Developing Lean Leaders at all Levels – Book Review
This book is based on the online course developed by Jeffrey K. Liker who wrote the classic Lean book “The Toyota Way” and “The Toyota Way to Lean Leadership”. It is a practical guide with a goal to facilitate Lean Leadership in any type of organisation and the readers are recommended to find the coaches and practice the leadership concepts.
After observing many organisations struggling to create the culture of fostering Continuous Improvement, the author desired to teach the true philosophy of Lean Leadership. I had the privilege of translating this book into Korean to help spread Lean principles.
Using Toyota’s philosophy as a model, chapter 1 summarises Lean and its principles by following the history of the Toyota way.
Chapter 2 provides toolsets such as problem-solving and A3 reporting. This chapter explains how to problem solve your way to the ideal state. The author mentions this chapter as the most important chapter, because problem-solving is the driver for the Continuous Improvement and Respect for People.
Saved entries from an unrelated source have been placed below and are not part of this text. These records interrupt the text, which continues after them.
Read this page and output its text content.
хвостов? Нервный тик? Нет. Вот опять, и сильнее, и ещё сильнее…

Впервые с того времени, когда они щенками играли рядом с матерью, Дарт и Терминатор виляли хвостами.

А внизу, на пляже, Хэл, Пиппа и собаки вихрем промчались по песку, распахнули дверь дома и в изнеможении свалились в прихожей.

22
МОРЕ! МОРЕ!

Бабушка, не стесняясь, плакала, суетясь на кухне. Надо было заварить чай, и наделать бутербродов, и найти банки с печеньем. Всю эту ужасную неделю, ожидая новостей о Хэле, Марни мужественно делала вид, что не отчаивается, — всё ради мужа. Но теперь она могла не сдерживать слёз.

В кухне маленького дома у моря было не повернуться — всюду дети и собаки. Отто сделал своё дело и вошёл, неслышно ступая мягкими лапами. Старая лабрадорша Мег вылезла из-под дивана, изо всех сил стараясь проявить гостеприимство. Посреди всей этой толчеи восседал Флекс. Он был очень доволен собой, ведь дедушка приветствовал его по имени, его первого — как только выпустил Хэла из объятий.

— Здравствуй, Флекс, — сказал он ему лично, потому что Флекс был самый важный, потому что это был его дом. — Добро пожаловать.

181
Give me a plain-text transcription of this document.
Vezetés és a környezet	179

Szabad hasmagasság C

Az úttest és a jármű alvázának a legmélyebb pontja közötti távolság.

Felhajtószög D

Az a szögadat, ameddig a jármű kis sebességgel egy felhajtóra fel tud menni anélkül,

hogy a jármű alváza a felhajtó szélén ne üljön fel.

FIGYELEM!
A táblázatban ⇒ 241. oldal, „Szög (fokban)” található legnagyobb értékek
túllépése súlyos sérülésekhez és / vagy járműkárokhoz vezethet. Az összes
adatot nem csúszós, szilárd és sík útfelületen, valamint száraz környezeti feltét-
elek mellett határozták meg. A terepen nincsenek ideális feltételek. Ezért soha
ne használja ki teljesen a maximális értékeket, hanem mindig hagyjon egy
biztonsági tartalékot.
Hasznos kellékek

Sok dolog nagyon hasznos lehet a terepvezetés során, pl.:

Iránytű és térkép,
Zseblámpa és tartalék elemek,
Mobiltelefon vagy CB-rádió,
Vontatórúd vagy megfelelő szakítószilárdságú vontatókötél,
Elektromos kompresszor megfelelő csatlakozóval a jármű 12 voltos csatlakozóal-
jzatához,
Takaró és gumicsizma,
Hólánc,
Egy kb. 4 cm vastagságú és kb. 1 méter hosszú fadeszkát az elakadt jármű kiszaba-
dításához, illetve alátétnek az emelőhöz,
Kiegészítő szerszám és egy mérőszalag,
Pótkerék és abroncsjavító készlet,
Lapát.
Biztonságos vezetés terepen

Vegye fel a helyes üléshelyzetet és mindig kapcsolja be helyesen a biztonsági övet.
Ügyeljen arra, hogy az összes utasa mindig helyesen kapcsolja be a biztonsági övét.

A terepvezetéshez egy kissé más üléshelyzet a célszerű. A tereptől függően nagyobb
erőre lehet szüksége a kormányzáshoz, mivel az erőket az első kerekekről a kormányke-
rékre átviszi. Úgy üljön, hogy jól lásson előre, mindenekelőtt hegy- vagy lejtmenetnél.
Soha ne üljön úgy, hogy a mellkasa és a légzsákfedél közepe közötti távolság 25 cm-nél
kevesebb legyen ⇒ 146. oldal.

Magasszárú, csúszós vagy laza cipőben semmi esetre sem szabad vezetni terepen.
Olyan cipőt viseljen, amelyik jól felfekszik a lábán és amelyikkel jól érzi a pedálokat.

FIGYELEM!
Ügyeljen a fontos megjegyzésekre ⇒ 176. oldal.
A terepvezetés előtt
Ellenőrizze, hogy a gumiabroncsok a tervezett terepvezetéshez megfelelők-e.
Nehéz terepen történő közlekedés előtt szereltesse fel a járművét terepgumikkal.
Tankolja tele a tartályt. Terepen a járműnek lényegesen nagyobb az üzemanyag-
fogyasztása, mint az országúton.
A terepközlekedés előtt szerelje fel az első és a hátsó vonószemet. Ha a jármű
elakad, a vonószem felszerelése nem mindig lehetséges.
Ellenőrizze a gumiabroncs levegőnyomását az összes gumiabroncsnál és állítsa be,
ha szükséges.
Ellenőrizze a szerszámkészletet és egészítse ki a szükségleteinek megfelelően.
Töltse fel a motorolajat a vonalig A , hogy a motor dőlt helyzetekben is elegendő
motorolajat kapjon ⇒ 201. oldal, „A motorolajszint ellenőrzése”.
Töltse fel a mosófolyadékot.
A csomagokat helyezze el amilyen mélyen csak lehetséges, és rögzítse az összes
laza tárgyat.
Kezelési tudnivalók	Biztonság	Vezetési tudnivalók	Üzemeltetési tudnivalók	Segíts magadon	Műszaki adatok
It is also the core skill for the Lean leaders.
Chapter 3 shows examples from Menlo Innovation how to clearly visualise the standard so that any deviation from it can be spotted immediately.
Then it goes through the four-step model (chapters four to seven): Commit to self-development, develop others, support work groups, and align goals toward a common vision.
Chapter 4 focuses on self-development, which is to learn to live True North values through repeated learning cycles.
Chapter 5 reveals developing others as the key to being a leader. It is not to force people to follow your way, but to develop them so they become capable of contributing in the best way to your organisation.
Chapter 6 shows how to bring leadership to the work group to support daily kaizen. Toyota work groups are at the heart of continuous improvement. As group leaders and team leaders develop, the work groups become more independent.
Chapter 7 shows that the difficult goals should be aligned across the organisation and from top to bottom through Hoshin Kanri. It is part of total quality management and the method Toyota has adopted to align goals company-wide, year after year. It also compares Hoshin Kanri with Management by objectives.
Finally, in chapter eight, the author shares the story of how Toyota developed the Scion brand to integrate the strategy with operational excellence. Toyota started what became Scion at a strategic level. Then they had to define the operational features and Lean systems, as well as put them in place to deliver on the promise to their customers.